The second vulnerability, GreenPlasma, enables privilege escalation to SYSTEM permissions through Windows CTFMON arbitrary section creation. While the released proof-of-concept is incomplete and cannot yet achieve full SYSTEM shell execution, it allows unprivileged users to create arbitrary memory section objects within directory objects writable by SYSTEM. This could enable manipulation of privileged services or drivers that implicitly trust those paths, as standard users lack write access to these locations. The disclosure follows the researcher's previous publication of three Microsoft Defender zero-days—BlueHammer, RedSun, and UnDefend—reportedly motivated by dissatisfaction with Microsoft's vulnerability disclosure process.

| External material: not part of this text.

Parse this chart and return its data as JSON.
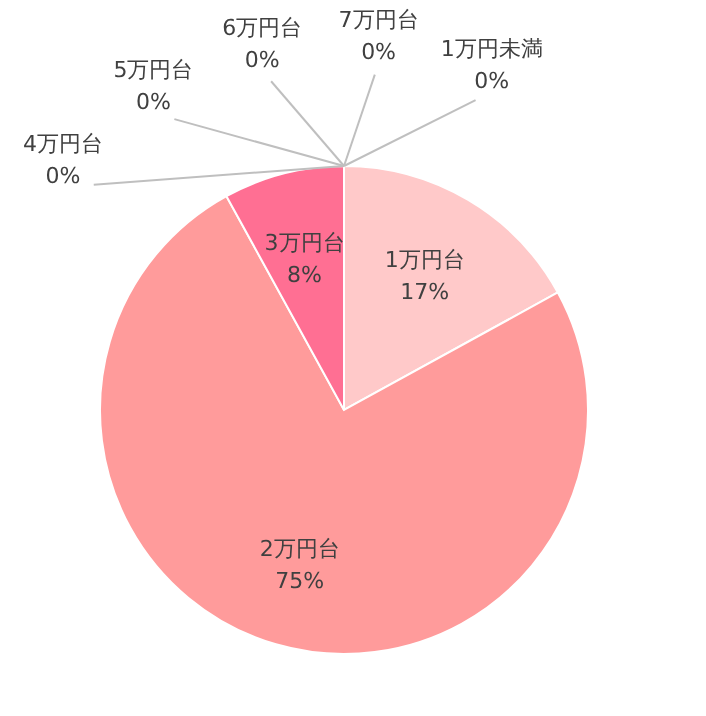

Organizations using BitLocker encryption should verify their SSL/TLS checker and security configurations, particularly those relying solely on TPM-only protection. The cross-volume transaction vulnerability identified by Dormann represents a fundamental flaw in Windows file system transaction handling, not merely a BitLocker bypass. System administrators should monitor for port scanner activity and unexpected USB device attachments, as the YellowKey exploit requires physical access. Users concerned about potential exposure can use tools like privacy checkup to assess their security posture. Microsoft has not yet released patches for these vulnerabilities, and organizations should implement additional monitoring for anomalous file system operations in WinRE environments.